La calomnie se transforme en acharnement. Accusée de débauche et de quiétisme, elle se tire d'embarras. Internée pendant 7 mois au couvent de la Visitation, interrogée sur le Moyen Court, accusée d'hérésie, puis de crime contre l'État, elle se dépêtre de la situation. Mais le malheureux La Combe, détenu arbitrairement à la Bastille, y restera jusqu'à sa mort. Dans l'intervalle, Jeanne Guyon publie Commentaire du Cantique des Cantiques.

Libérée, elle se retire chez Mme de Miramion. À la cour, un cercle de fidèles se forme autour de Madame Guyon avec la Confrérie du Pur Amour. Même la reine et Fénelon deviennent ses disciples. Jeanne écrit Vie, une sorte d'autobiographie spirituelle. Ses écrits commencent toutefois à faire tache à Rome: son opuscule Règle des associés à l'enfance de Jésus est condamné par le Saint Office. Elle en a fait du chemin, la petite provinciale de Montargis!

La cabale fait aussi rage à Versailles. Inquiète de l'étrange influence que Madame Guyon exerce sur les pensionnaires, la reine la prie de ne plus venir à Saint-Cyr et y retire ses livres. Elle presse Bossuet d'intervenir auprès de Fénelon, qui ne bronche pas. Ce fin Fénelon n'a rien à reprocher à Madame Guyon. Elle entretient une correspondance nourrie avec Bossuet, qui s'efforce de la mettre au pas. Elle est ébranlée mais la dame tient bon. Piqué, le rude Bossuet lance sa première salve contre Fénelon dans sa Lettre au Roi. Le combat s'engage entre les deux titans.

Une commission (dont fait partie Bossuet) est chargée d'examiner la doctrine de Madame Guyon. Elle rédige ses Justifications, et Fénelon, ses Recueils. Mme de Maintenon et Bossuet condamnent les écrits de Madame Guyon, l'archevêque de Paris s'en mêle. Bossuet publie une Ordonnance pastorale condamnant les ouvrages mystiques.
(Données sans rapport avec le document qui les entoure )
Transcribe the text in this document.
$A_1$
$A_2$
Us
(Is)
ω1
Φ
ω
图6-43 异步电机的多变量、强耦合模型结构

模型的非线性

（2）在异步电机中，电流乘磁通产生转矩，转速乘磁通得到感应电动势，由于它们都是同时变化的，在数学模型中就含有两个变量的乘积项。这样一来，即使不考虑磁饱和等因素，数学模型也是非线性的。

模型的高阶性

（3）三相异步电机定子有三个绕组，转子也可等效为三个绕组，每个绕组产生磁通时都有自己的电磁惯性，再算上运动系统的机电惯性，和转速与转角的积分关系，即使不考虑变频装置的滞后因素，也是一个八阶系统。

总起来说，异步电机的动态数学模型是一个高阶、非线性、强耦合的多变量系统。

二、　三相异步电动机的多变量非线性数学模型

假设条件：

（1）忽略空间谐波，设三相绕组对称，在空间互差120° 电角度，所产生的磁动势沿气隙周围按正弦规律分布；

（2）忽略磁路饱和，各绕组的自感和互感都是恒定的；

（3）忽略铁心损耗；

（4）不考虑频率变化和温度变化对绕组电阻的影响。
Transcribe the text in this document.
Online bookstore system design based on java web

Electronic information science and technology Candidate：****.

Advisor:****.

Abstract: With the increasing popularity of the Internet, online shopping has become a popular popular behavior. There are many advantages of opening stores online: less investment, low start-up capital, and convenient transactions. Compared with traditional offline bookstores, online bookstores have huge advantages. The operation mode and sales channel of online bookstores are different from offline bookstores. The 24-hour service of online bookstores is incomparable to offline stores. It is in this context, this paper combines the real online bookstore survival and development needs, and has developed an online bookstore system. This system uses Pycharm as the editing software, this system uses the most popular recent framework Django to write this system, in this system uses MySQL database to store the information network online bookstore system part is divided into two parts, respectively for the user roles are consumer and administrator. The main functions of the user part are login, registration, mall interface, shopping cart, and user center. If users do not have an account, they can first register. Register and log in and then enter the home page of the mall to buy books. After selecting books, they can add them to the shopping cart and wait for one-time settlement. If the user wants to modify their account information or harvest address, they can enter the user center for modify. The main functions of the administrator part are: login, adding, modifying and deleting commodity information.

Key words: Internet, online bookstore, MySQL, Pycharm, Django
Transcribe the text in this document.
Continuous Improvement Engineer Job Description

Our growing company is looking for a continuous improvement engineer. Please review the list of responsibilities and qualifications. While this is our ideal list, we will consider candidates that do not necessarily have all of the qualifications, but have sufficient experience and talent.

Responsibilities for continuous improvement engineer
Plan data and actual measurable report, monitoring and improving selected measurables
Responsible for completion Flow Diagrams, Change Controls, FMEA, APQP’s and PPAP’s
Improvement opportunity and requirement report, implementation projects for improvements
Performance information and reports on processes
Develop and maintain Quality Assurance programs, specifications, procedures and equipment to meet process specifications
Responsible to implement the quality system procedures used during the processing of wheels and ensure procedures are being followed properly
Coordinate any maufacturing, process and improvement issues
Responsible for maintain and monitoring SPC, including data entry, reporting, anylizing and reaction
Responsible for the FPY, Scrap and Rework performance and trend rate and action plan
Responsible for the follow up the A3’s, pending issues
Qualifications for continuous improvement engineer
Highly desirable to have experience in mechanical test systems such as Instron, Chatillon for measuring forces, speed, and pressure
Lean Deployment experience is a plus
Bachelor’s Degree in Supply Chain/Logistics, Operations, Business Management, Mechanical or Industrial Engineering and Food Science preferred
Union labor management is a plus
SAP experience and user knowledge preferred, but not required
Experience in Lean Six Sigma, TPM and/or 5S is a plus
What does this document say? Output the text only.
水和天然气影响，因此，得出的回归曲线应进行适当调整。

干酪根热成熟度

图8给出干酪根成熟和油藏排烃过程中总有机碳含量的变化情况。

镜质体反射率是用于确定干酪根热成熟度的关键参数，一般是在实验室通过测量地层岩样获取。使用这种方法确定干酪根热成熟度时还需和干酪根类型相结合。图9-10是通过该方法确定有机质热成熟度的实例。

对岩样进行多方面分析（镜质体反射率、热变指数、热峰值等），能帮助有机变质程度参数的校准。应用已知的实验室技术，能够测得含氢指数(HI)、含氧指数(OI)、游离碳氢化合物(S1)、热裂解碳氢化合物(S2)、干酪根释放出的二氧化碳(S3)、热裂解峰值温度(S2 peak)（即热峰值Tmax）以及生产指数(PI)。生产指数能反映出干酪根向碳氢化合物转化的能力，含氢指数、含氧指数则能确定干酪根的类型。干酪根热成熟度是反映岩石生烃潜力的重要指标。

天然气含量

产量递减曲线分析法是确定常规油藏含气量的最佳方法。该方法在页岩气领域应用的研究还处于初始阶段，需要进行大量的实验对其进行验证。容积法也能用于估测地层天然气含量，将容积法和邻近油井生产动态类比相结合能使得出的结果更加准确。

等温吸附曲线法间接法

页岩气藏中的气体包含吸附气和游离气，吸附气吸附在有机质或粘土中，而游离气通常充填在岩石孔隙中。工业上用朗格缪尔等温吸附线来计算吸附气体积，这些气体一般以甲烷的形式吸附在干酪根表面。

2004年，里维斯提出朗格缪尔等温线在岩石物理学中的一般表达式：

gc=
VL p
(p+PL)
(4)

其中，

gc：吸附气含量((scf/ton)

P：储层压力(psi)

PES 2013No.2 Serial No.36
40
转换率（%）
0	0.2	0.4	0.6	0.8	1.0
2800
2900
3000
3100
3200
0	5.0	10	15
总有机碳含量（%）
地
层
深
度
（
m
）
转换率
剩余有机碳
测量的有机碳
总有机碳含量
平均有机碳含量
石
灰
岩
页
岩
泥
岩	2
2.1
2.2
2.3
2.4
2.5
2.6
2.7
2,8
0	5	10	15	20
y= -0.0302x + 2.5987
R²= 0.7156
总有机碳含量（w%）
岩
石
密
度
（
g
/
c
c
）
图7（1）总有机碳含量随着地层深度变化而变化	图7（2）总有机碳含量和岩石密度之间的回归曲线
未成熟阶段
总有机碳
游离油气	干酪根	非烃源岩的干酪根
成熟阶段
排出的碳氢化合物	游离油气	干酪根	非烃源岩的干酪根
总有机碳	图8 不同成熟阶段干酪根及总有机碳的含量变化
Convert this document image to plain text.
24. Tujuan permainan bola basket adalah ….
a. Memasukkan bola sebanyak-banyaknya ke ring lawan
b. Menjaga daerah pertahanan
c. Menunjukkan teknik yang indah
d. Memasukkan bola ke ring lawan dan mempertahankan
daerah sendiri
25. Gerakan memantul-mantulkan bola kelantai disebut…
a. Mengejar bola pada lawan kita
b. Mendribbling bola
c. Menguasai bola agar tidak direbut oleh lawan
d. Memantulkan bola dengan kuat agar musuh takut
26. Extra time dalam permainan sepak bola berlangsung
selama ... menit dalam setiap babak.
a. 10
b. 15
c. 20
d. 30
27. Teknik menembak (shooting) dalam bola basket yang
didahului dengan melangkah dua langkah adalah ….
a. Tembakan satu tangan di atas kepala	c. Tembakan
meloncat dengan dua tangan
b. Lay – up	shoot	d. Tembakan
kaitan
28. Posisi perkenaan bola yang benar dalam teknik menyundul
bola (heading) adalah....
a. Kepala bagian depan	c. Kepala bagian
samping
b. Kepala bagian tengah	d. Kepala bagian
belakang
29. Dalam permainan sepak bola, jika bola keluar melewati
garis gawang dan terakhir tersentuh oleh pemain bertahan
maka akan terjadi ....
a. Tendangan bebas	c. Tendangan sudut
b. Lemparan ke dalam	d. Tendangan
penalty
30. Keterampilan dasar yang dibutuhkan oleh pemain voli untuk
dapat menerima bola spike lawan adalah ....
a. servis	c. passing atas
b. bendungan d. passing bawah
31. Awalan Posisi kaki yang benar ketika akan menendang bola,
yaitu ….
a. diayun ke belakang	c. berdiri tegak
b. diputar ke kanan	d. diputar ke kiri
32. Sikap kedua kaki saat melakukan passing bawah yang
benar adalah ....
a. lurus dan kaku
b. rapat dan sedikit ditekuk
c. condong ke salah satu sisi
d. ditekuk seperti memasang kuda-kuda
Il demande à Madame Guyon de signer un aveu d'hérésie, mais ne réussit qu'à lui soutirer une soumission à la censure. Il lui décerne toutefois une attestation d'orthodoxie. Quant à Fénelon, il refuse de la censurer dans son diocèse de Cambrai. Bref, le feu est pris dans la cabane ecclésiastique.

Personne ne tient impunément tête à Bossuet. Madame Guyon, qui n'est plus qu'un simple pion sur l'échiquier, est arrêtée et détenue. Fénelon publie sa retentissante Explication des maximes des saints. Bossuet riposte par l'Instruction sur les états d'oraison, qui s'attaque violemment à Madame Guyon. Ma foi, veut-il la brûler avec ses livres? Le roi, qui n'a d'oreilles que pour l'évêque de Meaux, appuie Bossuet. Fénelon soumet ses Maximes à la censure de Rome. Et le carroussel tourne encore 2 ans jusqu'à ce que les Maximes soient finalement condamnées par bref papal.

Fénelon est disgracié et se retire à Cambrai. Quant à Madame Guyon, elle est transférée à la Bastille, où elle y reste sept longues années. Après 3 ans de résidence surveillée chez son fils à Blois, elle retrouve sa liberté. Elle a cessé d'écrire, mais elle compose des chants, entourée d'amis. Elle meurt en 1717, à 69 ans, deux ans après le décès de Fénelon.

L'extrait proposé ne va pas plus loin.